Neste período pré-64, tínhamos, por exemplo, no campo liberal e da esquerda, diversos movimentos que apoiavam a reforma agrária. Os desenvolvimentistas analisavam que o latifúndio improdutivo era um empecilho ao moderno desenvolvimento capitalista do Brasil e defendiam a reforma agrária para aumentar a produtividade agrícola. Os comunistas também defendiam o aumento da produtividade, o fim do poder oligárquico e a melhoria na vida do camponês através da reforma agrária. Havia uma lógica latente para esta reforma que, ao mexer na propriedade privada, era denunciada como anticapitalista ou pró-cubana.
No golpe militar de 64 predominou uma visão de defesa da modernização capitalista sem mexer nas estruturas sociais. Assim, a “reforma agrária” foi realizada na fronteira amazônica e no Centro-Oeste com a finalidade de “levar o progresso” ao campo e à floresta. Foi a já conhecida “modernização conservadora”. Milhares de camponeses foram atraídos ou expulsos para as cidades. Estas sugavam a empobrecida população camponesa, numa política deliberada dos governos militares, para atrair as empresas multinacionais que necessitavam de força de trabalho barata nas cidades. Houve muita repressão na implantação deste projeto, mas, desta maneira, conseguiram “modernizar” o Brasil. Esta “modernização” fez surgir o agronegócio, nova face do latifúndio, tendo como consequência o esvaziamento humano do campo, favelização nas cidades, máquinas substituindo o trabalho humano, latifúndios, monocultura, exportação, desprezo ambiental. Esta foi a política para o campo do período militar.
Ao fim da ditadura, diversos setores, inclusive da “esquerda”, passaram a defender que o Brasil não mais necessitava da reforma agrária, pois esta estaria ultrapassada pela “modernização” empreendida por meio do agronegócio. A questão social poderia ser resolvida com políticas sociais e não mais com a reforma agrária. Assim, esta política foi defendida e implementada por governos pós-militares, como os neoliberais Collor e FHC. Porém, o MST, dos anos 1990, contra todas as expectativas, num período de descenso dos movimentos sociais, nadou contra a maré e mostrou ser possível e necessária a luta pela reforma agrária.
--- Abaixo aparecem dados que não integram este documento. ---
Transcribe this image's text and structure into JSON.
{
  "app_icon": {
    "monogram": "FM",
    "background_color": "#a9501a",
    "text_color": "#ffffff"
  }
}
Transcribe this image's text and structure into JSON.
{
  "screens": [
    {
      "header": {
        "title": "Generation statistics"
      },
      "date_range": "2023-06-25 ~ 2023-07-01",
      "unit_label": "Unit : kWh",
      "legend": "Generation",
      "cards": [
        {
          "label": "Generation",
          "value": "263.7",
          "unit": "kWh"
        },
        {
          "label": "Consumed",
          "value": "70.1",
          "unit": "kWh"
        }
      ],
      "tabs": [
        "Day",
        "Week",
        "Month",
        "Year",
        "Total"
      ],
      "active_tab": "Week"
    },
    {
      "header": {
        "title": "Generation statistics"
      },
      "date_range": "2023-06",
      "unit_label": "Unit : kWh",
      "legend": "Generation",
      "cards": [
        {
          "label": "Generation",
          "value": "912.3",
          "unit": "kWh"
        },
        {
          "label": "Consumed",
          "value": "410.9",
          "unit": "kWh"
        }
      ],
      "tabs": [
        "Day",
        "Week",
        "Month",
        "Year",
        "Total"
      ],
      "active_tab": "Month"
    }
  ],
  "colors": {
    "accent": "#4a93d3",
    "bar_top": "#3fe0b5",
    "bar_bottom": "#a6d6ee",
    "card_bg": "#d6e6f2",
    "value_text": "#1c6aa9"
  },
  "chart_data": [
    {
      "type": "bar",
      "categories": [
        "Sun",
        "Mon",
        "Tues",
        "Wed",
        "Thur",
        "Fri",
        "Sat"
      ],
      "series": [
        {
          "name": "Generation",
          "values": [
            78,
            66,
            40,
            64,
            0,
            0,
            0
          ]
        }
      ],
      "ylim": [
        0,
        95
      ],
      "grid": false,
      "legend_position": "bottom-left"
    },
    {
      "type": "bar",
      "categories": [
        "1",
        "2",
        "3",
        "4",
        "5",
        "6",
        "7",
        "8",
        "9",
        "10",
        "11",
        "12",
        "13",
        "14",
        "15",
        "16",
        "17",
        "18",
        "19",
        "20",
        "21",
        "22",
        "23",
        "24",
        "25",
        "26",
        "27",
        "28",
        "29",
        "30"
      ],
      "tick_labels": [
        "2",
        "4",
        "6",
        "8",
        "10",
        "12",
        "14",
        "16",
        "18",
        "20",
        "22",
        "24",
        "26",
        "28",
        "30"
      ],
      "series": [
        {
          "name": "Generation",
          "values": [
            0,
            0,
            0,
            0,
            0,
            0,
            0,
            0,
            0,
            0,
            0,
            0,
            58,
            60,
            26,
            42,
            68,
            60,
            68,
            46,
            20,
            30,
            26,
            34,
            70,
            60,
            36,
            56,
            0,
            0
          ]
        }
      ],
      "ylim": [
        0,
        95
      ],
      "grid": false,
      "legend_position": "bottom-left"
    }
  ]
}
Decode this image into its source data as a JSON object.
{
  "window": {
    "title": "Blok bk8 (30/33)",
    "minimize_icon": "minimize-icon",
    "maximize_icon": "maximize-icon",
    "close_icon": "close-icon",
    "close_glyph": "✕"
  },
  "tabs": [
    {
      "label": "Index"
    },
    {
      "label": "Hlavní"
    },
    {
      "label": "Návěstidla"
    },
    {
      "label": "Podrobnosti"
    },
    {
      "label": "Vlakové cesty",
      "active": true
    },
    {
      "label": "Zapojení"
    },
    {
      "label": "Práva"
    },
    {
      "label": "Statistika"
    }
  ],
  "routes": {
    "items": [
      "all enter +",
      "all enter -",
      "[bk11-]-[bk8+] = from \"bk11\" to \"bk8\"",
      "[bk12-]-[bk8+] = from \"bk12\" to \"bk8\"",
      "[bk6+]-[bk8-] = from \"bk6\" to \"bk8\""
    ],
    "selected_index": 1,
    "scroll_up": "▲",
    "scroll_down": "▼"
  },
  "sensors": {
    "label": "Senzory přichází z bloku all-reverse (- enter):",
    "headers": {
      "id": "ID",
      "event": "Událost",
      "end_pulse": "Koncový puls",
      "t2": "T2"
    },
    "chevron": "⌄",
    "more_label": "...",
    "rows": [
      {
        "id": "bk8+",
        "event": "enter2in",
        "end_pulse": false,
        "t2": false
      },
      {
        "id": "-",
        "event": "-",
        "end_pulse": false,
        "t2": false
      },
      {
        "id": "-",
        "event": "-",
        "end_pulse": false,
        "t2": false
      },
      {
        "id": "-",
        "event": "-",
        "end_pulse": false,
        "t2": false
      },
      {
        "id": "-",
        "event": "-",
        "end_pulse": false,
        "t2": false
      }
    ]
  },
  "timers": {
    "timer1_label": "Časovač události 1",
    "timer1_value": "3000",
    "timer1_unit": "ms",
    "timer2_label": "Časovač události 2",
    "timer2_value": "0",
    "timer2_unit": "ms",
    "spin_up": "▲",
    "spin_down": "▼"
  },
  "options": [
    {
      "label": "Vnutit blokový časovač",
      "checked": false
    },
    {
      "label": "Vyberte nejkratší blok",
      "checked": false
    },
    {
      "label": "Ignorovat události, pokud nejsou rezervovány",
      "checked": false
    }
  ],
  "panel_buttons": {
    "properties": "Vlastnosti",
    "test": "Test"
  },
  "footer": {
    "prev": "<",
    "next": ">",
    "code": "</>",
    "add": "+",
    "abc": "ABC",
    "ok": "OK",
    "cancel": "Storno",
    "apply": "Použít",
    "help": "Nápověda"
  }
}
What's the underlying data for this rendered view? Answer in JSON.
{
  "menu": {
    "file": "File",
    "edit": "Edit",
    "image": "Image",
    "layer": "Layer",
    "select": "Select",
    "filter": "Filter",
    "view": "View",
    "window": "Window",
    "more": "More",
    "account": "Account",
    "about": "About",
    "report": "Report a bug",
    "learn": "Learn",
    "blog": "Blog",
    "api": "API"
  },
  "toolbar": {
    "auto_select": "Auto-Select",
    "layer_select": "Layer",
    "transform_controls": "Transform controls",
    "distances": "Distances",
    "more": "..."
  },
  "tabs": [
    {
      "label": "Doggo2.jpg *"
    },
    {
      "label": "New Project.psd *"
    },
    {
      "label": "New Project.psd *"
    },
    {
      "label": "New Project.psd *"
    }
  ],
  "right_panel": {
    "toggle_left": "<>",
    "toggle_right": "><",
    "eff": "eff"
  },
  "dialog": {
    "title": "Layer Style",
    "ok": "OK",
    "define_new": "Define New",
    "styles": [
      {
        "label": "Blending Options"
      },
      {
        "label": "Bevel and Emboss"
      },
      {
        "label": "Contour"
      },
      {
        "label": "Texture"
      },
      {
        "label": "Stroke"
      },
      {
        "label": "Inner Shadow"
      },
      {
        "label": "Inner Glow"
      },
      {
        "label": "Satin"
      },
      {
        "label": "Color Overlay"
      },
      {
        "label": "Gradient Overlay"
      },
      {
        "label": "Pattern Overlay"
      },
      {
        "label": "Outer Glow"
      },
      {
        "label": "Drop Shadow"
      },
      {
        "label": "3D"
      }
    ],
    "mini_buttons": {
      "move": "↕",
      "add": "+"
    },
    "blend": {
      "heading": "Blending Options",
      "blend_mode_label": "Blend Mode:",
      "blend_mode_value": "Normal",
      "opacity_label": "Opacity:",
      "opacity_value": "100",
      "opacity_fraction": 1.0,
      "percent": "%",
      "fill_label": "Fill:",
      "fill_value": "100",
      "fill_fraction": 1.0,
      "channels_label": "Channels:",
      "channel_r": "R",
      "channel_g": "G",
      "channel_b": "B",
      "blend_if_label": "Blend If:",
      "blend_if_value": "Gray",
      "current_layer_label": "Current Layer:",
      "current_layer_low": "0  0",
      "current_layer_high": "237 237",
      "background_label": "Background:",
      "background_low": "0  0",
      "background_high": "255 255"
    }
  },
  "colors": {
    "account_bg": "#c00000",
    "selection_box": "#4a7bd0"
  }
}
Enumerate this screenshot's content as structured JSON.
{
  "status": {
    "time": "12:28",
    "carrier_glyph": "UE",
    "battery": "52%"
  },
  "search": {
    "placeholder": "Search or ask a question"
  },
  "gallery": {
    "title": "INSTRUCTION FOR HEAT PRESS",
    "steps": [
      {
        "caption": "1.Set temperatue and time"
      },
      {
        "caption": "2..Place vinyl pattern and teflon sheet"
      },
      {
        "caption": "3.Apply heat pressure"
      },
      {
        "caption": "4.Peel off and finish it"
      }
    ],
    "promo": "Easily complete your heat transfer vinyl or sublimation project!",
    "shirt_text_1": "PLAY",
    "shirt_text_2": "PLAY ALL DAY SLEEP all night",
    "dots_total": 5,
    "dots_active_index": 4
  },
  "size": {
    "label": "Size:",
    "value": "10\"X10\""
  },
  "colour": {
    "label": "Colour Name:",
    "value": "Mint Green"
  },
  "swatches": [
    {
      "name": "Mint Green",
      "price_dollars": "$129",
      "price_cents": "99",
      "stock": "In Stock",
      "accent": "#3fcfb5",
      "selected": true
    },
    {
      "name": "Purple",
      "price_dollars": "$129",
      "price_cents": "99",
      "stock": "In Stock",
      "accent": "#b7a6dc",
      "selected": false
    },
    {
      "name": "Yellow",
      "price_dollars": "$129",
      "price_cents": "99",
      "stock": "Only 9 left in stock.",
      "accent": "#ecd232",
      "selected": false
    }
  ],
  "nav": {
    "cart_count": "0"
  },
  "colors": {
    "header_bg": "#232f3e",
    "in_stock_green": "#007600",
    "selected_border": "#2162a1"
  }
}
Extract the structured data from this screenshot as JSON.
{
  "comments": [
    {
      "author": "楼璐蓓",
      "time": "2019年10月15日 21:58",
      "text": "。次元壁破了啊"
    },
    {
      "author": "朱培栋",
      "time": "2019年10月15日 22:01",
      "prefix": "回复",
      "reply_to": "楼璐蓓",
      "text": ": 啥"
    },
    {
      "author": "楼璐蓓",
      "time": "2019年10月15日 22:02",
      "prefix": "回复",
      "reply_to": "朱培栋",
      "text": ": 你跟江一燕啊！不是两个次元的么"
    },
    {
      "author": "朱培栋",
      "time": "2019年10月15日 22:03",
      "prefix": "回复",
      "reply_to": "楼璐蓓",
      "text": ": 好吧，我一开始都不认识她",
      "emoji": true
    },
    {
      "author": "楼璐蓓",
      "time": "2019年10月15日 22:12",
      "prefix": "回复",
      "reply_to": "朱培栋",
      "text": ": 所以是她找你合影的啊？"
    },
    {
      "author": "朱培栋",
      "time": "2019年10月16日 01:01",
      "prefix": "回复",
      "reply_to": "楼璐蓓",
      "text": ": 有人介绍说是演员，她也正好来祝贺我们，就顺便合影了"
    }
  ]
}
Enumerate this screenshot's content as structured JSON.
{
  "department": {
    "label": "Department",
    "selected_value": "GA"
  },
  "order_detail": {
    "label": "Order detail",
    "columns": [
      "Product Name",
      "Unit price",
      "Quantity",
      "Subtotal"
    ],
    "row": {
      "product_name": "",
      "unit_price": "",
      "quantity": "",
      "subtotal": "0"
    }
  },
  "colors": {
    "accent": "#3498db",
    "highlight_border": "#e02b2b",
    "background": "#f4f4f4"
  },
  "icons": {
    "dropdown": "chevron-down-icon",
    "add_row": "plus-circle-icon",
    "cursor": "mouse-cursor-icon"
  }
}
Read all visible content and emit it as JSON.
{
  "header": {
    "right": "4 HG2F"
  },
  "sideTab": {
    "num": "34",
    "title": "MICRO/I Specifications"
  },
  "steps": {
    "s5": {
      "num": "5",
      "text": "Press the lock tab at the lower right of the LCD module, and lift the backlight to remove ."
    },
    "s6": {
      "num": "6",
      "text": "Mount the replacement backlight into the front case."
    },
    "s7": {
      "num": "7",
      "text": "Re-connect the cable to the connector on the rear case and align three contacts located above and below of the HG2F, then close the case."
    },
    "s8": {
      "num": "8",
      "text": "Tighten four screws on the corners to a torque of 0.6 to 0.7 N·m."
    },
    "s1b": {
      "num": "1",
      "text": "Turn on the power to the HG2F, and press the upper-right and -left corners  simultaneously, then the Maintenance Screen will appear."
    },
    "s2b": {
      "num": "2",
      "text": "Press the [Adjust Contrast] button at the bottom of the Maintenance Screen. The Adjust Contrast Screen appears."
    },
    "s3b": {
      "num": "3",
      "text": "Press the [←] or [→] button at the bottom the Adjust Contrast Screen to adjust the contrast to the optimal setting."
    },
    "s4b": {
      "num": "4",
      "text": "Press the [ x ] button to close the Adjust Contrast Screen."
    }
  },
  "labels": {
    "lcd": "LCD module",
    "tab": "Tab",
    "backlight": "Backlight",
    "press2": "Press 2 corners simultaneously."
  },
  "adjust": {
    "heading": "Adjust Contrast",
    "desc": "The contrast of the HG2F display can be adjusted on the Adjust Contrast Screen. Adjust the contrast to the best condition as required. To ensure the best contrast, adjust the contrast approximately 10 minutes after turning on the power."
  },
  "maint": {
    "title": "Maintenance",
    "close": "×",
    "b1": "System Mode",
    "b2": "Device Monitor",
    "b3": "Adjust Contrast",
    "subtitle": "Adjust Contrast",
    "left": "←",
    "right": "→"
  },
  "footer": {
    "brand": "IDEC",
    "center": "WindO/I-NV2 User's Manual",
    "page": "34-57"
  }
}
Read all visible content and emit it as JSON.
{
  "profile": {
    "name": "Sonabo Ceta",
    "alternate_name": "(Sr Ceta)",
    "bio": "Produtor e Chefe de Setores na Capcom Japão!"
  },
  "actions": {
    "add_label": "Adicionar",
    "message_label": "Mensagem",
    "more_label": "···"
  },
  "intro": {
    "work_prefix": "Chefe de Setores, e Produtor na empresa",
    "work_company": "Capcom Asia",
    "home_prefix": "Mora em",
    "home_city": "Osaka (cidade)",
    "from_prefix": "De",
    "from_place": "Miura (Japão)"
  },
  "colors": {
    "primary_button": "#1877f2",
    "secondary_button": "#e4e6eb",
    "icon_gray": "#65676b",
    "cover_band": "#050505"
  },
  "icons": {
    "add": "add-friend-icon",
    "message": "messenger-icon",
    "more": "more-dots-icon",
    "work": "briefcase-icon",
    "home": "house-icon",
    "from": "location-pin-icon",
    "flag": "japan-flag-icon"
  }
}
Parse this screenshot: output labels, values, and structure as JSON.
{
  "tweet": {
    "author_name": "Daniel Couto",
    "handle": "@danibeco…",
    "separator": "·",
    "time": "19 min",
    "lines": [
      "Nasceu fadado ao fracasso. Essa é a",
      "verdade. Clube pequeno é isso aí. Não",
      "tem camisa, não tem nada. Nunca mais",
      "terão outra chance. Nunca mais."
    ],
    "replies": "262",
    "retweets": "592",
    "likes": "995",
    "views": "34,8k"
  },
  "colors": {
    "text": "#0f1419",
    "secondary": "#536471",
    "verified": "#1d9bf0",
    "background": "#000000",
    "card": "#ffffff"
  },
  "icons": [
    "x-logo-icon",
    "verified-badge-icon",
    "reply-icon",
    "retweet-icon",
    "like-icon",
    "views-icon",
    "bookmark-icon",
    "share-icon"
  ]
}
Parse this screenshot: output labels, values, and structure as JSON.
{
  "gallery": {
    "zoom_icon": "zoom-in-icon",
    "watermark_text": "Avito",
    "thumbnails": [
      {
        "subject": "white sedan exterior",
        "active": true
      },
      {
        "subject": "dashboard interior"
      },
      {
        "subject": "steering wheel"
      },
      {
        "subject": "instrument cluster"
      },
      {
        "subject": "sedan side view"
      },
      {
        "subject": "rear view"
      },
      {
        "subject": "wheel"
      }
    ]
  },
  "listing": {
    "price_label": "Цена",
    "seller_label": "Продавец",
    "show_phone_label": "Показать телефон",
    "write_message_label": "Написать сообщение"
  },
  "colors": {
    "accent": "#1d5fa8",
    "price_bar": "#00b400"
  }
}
Os anos 2000 começam alvissareiros para a esquerda com a vitória eleitoral de Lula. Porém, este governo, como FHC, também não acreditava na reforma agrária e via esta como uma “cara política social”. Achava melhor investir em “bolsas” para os pobres. E, o pior, pela origem do PT, o governo desarticulava e desorientava os movimentos sindicais e sociais de esquerda.
Mas as relações sociais de produção transformaram-se no meio de tantas políticas e o capitalismo se consolidou no Brasil. Somos a oitava economia capitalista mundial. E hoje, ainda, necessitamos da antiga e tradicional reforma agrária defendida - com toda a razão no período pré-64 - pelos antigos comunistas e pelos desenvolvimentistas? Analiso que o Brasil de hoje necessita é de igualdade social, produção planejada e discutida popularmente para o bem estar e não para o mercado. E isto o capitalismo não pode oferecer, pois é um sistema desigual por princípio e dirigido ao mercado. E, além do mais, o capitalismo não mais merece o crédito das reformas, pois se mostrou irreformável.
Deve ser superado e esta deve ser a luta atual. Ir além do capital, criar um novo processo civilizatório, emancipar-se do capital e, para tanto, necessitamos ir além das reformas. E também da reforma agrária nos moldes tradicionais.
O que isto quer dizer? Quer dizer que a reforma agrária nos moldes tradicionais já não nos serve neste momento histórico. Temos um outro Brasil, uma nova realidade no campo e na cidade, novos conflitos, novas tecnologias, novos saberes, novas necessidades. Precisamos lutar por um novo modelo de civilização além do capital. Retomarmos toda a tradição de luta pelo socialismo e pelo comunismo e continuarmos indo além. Defendermos um novo país, uma nova civilização.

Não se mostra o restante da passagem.